コードエージェントにはどれだけの静的構造が必要か？：決定的アンカリングの研究

要旨

LLMベースのコードエージェントはキーワード検索を通じてリポジトリを探索するが、ソフトウェアが実際にどのように動作するかを定義する呼び出しグラフ、継承階層、設定依存関係などの構造的関係を見逃している。このため、エージェントのナビゲーションは確率的となり、実行間で再現することが困難になる。我々は、軽量な静的解析がこれらのエージェントに対して決定論的アンカーを提供できるかどうかを調査する：確率的探索を制約しナビゲーションをより予測可能にする、プレーンテキストコメントとして注入される安定した構造的事実である。OpenAIのCodexという強力なベースラインから出発し、異なる粒度の構造アノテーションを体系的に注入し、局所化、軌跡動作、実行間の安定性に対する効果を測定する。我々の研究は、決定論的アンカリング効果と呼ぶものを特定する：静的構造はエージェントを「賢く」することよりも、そのナビゲーションを規律正しく再現可能にすることによってより効果を発揮する。この発見を裏付ける3つの観察結果がある：(1) アンカリングは機能する：軽量な呼び出し/継承トポロジーは関数レベルの局所化を向上させ（+2.2pp Func@5）、軌跡を短縮する（-1.6インタラクションラウンド）；(2) アンカリングは規模に敏感である：最適な粒度と方向性はリポジトリの特性に依存し、より密なセマンティクスは収穫逓減を示し、ハブ集中型プロジェクトは前方エッジなしで「自分を呼び出すもの」を明らかにする逆方向のみのリンクから恩恵を受ける；(3) アンカリングは安定化する：タグはリンク追従率を0.15-0.18から0.21-0.24に引き上げ、実行間のばらつきをほぼ半減させ、中規模リポジトリにおいて単一実行の信頼性を向上させる（Pass@1 +3.4 pp）。その代償として入力トークンが約10%増加する。

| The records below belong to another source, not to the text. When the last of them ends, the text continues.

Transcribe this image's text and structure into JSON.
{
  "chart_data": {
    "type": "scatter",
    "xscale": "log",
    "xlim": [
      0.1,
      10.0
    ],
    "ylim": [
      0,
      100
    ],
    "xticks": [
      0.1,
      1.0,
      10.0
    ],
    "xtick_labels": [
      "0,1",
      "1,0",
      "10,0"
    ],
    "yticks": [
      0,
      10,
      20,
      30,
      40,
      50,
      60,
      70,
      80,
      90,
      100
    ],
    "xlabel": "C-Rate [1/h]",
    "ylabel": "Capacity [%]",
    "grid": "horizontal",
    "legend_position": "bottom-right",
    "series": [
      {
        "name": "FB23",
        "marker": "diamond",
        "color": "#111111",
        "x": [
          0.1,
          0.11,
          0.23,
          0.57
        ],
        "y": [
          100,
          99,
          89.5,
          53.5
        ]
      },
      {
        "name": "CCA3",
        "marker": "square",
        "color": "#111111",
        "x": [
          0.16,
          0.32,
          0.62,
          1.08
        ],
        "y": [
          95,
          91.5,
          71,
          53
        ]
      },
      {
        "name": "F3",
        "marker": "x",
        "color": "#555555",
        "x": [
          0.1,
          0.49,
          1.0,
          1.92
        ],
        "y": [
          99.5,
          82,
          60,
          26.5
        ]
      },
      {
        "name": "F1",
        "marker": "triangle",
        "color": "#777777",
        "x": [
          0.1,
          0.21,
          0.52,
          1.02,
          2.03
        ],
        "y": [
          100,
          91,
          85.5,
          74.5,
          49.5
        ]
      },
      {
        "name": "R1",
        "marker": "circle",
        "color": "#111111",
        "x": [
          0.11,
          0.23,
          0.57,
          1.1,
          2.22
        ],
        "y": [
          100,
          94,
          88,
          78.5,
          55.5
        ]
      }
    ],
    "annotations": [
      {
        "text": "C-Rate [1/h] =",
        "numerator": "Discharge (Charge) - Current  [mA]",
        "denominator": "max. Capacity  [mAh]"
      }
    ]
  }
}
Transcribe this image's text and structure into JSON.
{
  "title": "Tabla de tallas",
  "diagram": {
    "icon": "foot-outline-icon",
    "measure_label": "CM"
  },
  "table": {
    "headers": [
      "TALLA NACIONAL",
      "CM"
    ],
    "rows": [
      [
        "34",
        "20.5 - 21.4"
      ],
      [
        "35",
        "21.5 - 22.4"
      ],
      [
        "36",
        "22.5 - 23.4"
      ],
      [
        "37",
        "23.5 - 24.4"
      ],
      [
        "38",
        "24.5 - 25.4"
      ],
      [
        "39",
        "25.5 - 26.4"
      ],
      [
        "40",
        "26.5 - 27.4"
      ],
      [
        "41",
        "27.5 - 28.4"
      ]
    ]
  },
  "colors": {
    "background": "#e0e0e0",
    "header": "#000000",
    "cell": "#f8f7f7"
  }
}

これらの観察結果は実用的なガイドラインを示唆する：中規模プロジェクトでは軽量トポロジーをデフォルトとし、大規模リポジトリでは前方エッジを削減し、暗黙的依存関係のケースには密なタグを留保する。

English

LLM-based code agents navigate repositories through keyword search but miss the structural relationships, such as call graphs, inheritance hierarchies, and configuration dependencies, that define how software actually works. This makes agent navigation stochastic and difficult to reproduce across runs. We investigate whether lightweight static analysis can provide deterministic anchors for these agents: stable structural facts injected as plain-text comments that constrain probabilistic exploration and make navigation more predictable. Starting from a strong baseline, Codex from OpenAI, we systematically inject varying granularities of structural annotations and measure their effects on localization, trajectory behavior, and run-to-run stability. Our study identifies what we call the deterministic anchoring effect: static structure helps less by making agents "smarter" and more by making their navigation disciplined and reproducible. Three observations support this finding: (1) Anchoring works: lightweight call/inheritance topology improves function-level localization (+2.2pp Func@5) and shortens trajectories (-1.6 interaction rounds); (2) Anchoring is scale-sensitive: the optimal granularity and directionality depend on repository characteristics, where denser semantics show diminishing returns and hub-heavy projects benefit from inverse-only links that expose "who-calls-me" without forward edges; (3) Anchoring stabilizes: tags raise link-following rate from 0.15-0.18 to 0.21-0.24, roughly halve run-to-run variance, and improve single-run reliability (Pass@1 +3.4 pp) on medium-scale repositories, at the cost of roughly 10% more input tokens. These observations suggest practical guidelines: default to lightweight topology on medium projects, prune forward edges in large repositories, and reserve dense tags for implicit-dependency cases.